Au Fond du Minervois | Charles Tarlton | Poetry

O direction and pomposity!

Near the stony city of Minerve

where ripe figs fall to the sidewalk

for anyone to gather and eat

and the mysteries of life and death 

were all erased like chalk marks

from a blackboard, by consecutive 

rifle shots that killed exactly two birds

(somehow that second bird had failed

                        to fly away)

and the voice of the old neighbor

scolded, spittle in the corners

of her mouth. “They’ll never

get the chance to sing now, you horrid

                                little boys.”
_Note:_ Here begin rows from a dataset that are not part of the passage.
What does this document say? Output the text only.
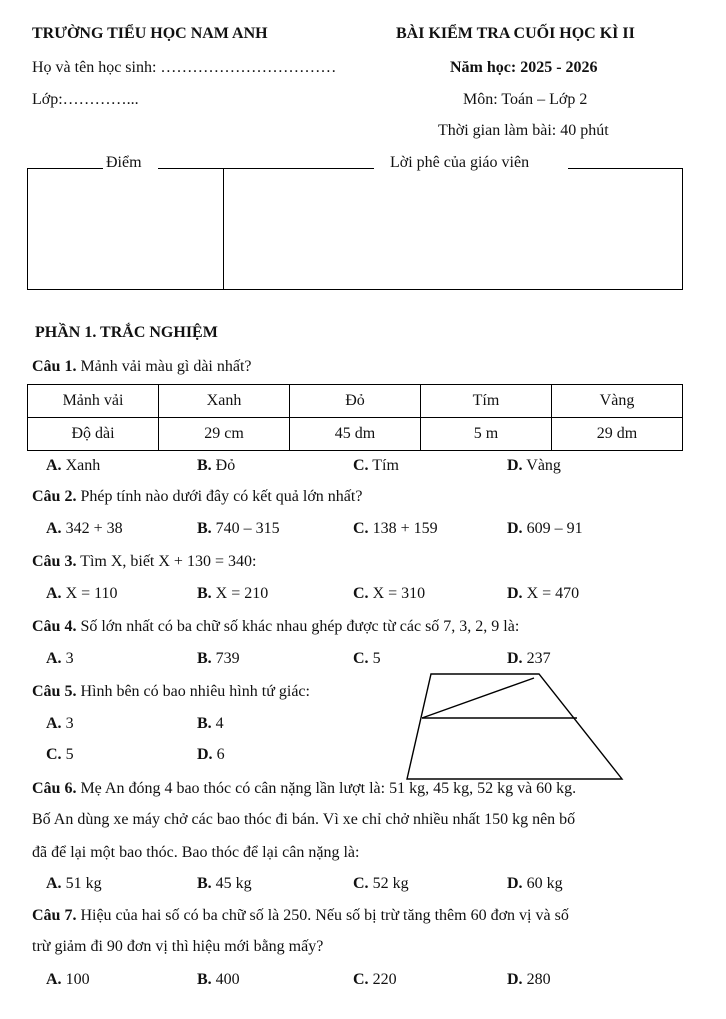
TRƯỜNG TIỂU HỌC NAM ANH	BÀI KIỂM TRA CUỐI HỌC KÌ II
Họ và tên học sinh: ……………………………	Năm học: 2025 - 2026
Lớp:…………...	Môn: Toán – Lớp 2
Thời gian làm bài: 40 phút
Điểm	Lời phê của giáo viên
PHẦN 1. TRẮC NGHIỆM
Câu 1. Mảnh vải màu gì dài nhất?
Mảnh vải	Xanh	Đỏ	Tím	Vàng
Độ dài	29 cm	45 dm	5 m	29 dm
A. Xanh	B. Đỏ	C. Tím	D. Vàng
Câu 2. Phép tính nào dưới đây có kết quả lớn nhất?
A. 342 + 38	B. 740 – 315	C. 138 + 159	D. 609 – 91
Câu 3. Tìm X, biết X + 130 = 340:
A. X = 110	B. X = 210	C. X = 310	D. X = 470
Câu 4. Số lớn nhất có ba chữ số khác nhau ghép được từ các số 7, 3, 2, 9 là:
A. 3	B. 739	C. 5	D. 237
Câu 5. Hình bên có bao nhiêu hình tứ giác:
A. 3	B. 4
C. 5	D. 6
Câu 6. Mẹ An đóng 4 bao thóc có cân nặng lần lượt là: 51 kg, 45 kg, 52 kg và 60 kg.
Bố An dùng xe máy chở các bao thóc đi bán. Vì xe chỉ chở nhiều nhất 150 kg nên bố
đã để lại một bao thóc. Bao thóc để lại cân nặng là:
A. 51 kg	B. 45 kg	C. 52 kg	D. 60 kg
Câu 7. Hiệu của hai số có ba chữ số là 250. Nếu số bị trừ tăng thêm 60 đơn vị và số
trừ giảm đi 90 đơn vị thì hiệu mới bằng mấy?
A. 100	B. 400	C. 220	D. 280
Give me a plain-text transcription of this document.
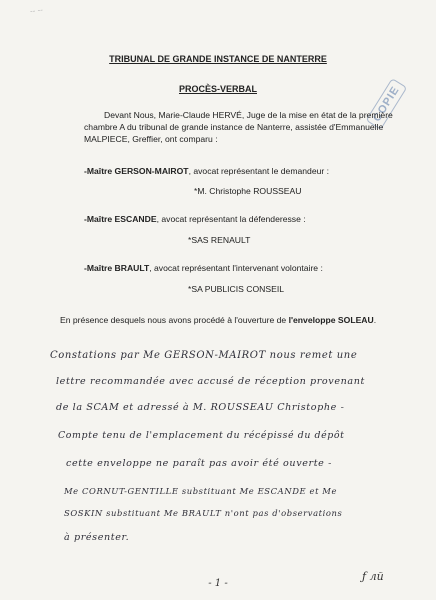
-- --
COPIE
TRIBUNAL DE GRANDE INSTANCE DE NANTERRE
PROCÈS-VERBAL
Devant Nous, Marie-Claude HERVÉ, Juge de la mise en état de la première
chambre A du tribunal de grande instance de Nanterre, assistée d'Emmanuelle
MALPIECE, Greffier, ont comparu :
-Maître GERSON-MAIROT, avocat représentant le demandeur :
*M. Christophe ROUSSEAU
-Maître ESCANDE, avocat représentant la défenderesse :
*SAS RENAULT
-Maître BRAULT, avocat représentant l'intervenant volontaire :
*SA PUBLICIS CONSEIL
En présence desquels nous avons procédé à l'ouverture de l'enveloppe SOLEAU.
Constations par Me GERSON-MAIROT nous remet une
lettre recommandée avec accusé de réception provenant
de la SCAM et adressé à M. ROUSSEAU Christophe -
Compte tenu de l'emplacement du récépissé du dépôt
cette enveloppe ne paraît pas avoir été ouverte -
Me CORNUT-GENTILLE substituant Me ESCANDE et Me
SOSKIN substituant Me BRAULT n'ont pas d'observations
à présenter.
- 1 -
ƒ лй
Photo by Ian Kirkland on Unsplash

Bio:

Charles Tarlton is a poet living in Old Saybrook, Connecticut with his wife, Ann Knickerbocker, an abstract painter, and their two standard poodles, Nikki and Jesse. He has a Ph.D. from the University of California, at Los Angeles, and has taught at Berkeley, the University of Victoria, the University of Canterbury in New Zealand, the University at Albany, New York, and the University of Malta. His poems and flash fictions have appeared in 84 journals, including Ekphrastic Review, Rattle, Blackbox Manifold (UK), Ilanot Review (Israel), London Grip (UK), The Journal (UK), Innisfree Poetry Journal,(Eire), Thick Jam, Spinoza Blue, Bookends. In addition, he has published seven print collections of his poetry and ekphrasis.